Nathaniel A. Rivers is an assistant professor of English. His primary area of research and teaching is rhetorical theory and composition, with specializations in technical and professional communication, new media, and public rhetoric. As a teacher, Nathaniel works to foster student engagement-with themselves, each other, and the world at large. With respect to teaching with technology, he assumes that technology in the classroom is nothing new. Desks, textbooks, quizzes and tests, lecterns and lectures, and even classrooms themselves are all pedagogical technologies. He attempts, then, to productively pair course goals with a particular tool or suite of tools (some old, some new).

Additionally, he works to examine the ethical implications of his pedagogy, acknowledging that if education is more than knowledge-banking, then it is certainly more personal, more participatory, and thus much more ethically precarious. His research has appeared in College Composition and Communication, Technical Communication Quarterly, Journal of Technical Writing and Communication, Kairos, Janus Head, and Ecology, Writing Theory, and New Media. Nathaniel’s course website also provides a comprehensive, creative framework to English 401: New Media Science Writing (also cross-listed as Film Studies 443).

Thomas L. Stewart, J.D.

Professor Tom Stewart is an Assistant Clinical Professor of Law and Director of the Trial Advocacy program at Saint Louis University’s School of Law. This semester Professor Stewart is teaching Evidence in the Learning Studio. The Learning Studio’s flexible arrangement is especially conducive to the problem-based, collaborative teaching and learning Professor Stewart will use to introduce and guide students through the Federal Rules of Evidence (and the Missouri counterparts).

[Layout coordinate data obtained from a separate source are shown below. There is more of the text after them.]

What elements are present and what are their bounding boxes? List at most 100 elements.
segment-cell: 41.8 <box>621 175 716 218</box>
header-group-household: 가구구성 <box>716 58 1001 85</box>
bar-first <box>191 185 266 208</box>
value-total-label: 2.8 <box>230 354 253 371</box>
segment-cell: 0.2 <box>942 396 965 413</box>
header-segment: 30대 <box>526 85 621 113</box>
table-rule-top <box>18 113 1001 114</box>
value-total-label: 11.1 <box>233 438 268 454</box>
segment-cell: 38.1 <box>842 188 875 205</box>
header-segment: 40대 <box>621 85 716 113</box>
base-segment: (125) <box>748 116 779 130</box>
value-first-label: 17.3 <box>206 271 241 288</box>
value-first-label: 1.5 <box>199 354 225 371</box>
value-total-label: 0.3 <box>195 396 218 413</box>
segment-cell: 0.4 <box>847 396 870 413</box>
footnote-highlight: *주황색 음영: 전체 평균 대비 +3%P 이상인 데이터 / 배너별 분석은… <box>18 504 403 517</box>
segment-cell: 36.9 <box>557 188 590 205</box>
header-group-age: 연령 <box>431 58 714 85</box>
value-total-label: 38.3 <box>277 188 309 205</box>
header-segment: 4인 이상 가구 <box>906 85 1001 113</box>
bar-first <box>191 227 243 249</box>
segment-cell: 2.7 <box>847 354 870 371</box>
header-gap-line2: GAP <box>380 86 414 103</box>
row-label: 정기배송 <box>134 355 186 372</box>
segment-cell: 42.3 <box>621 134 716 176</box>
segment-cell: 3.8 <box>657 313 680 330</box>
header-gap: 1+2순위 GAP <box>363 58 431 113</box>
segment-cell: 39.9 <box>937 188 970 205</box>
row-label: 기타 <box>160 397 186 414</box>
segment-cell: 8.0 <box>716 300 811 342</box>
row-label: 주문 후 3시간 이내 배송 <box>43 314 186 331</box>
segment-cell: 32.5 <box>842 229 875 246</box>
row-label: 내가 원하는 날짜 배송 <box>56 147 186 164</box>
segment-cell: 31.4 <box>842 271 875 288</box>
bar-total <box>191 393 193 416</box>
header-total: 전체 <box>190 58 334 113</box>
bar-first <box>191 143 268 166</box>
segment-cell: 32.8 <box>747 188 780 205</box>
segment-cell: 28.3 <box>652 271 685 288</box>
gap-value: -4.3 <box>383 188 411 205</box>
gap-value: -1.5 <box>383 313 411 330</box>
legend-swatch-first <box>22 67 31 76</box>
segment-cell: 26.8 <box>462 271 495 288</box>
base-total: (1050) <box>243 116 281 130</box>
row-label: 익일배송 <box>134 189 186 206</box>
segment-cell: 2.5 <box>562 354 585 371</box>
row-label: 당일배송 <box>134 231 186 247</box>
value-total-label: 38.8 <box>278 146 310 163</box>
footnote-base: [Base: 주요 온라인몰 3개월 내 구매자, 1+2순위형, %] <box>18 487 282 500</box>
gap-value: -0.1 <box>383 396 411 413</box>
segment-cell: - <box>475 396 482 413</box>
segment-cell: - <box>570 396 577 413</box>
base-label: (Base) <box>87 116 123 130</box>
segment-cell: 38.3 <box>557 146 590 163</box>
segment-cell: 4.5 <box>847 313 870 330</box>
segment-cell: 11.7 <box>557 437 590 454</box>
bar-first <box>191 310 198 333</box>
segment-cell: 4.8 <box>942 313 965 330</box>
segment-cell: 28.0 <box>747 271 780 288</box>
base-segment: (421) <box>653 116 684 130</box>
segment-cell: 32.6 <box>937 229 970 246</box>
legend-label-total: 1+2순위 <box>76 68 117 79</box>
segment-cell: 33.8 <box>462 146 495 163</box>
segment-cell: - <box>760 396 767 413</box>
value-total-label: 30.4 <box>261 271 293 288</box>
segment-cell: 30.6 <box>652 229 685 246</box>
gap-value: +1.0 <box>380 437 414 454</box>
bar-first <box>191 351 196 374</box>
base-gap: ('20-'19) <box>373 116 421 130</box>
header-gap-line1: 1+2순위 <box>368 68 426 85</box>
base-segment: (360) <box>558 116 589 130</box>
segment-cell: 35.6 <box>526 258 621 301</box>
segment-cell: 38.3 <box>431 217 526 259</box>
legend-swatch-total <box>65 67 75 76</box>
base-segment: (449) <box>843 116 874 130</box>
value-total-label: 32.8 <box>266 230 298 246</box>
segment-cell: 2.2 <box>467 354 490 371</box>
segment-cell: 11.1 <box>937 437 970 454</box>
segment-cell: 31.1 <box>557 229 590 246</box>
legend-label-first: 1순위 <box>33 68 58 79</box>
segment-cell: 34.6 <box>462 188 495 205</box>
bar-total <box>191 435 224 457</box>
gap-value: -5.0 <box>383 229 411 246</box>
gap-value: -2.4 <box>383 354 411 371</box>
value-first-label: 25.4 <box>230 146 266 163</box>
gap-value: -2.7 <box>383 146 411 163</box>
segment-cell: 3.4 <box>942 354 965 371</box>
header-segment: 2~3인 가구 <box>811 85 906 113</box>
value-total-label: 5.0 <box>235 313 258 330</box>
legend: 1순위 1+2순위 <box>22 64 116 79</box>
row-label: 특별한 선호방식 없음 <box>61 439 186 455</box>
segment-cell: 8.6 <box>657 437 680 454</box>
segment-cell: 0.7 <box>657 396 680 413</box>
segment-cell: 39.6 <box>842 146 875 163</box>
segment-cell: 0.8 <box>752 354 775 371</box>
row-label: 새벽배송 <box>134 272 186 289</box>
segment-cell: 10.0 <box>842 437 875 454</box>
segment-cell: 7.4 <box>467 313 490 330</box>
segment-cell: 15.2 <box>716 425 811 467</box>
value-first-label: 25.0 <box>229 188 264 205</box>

Students in the Evidence course will also act as lead and second chair trial groups throughout the semester. In May 2012, Professor Stewart presented on using technology to teach advocacy at “Educating Advocates: Teaching Advocacy Skills 2012” at Stetson Law School. Professor Stewart is the first Law School professor to teach in the Learning Studio.

Emmanuel Uwalaka, Ph.D.

Associate professor of Political Science, Dr. Emmanual Uwalaka teaches courses on African Politics, International Relations of Africa, Methods in Political Science, Political Systems of Sub-Sahara, and the Politics of Health.  He has conducted research and published on the intersections of the Church and HIV/AIDS in Nigeria, and is currently working on “The Implementation of the UN Convention against Torture (CAT) in a Failed State: The Case of Somalia.”

In the Learning Studio this fall, Dr. Uwalaka will teach International Relations of Africa, which will include students at SLU and at Ithaca College in New York.  This collaborative course will simulate a regional conflict – “Globalization and Nigerian Oil.”  Teaching in the Learning Studio will enable him to create a highly- collaborative learning experience for students.

Returning Fellow: Stephanie Mooshegian, Ph.D.

Dr. Stephanie Mooshegian is an Assistant Professor and Chair, Organizational Studies in the School for Professional Studies. Her primary research interests include employee and student retention and work-life balance with a secondary research focus on the Scholarship of Teaching and Learning. Dr. Mooshegian teaches courses in Organizational Studies Program, including OSTD 300, Organizational Foundations, which she instructed in the learning studio as one of its first Innovative Teaching Fellows.

She has instructed in multiple modalities (video-conference, online, and traditional classrooms) and enjoys bringing new and innovative teaching practices into the classroom. This semester Professor Mooshegian returns to the Learning Studio to teach Organizational Foundations.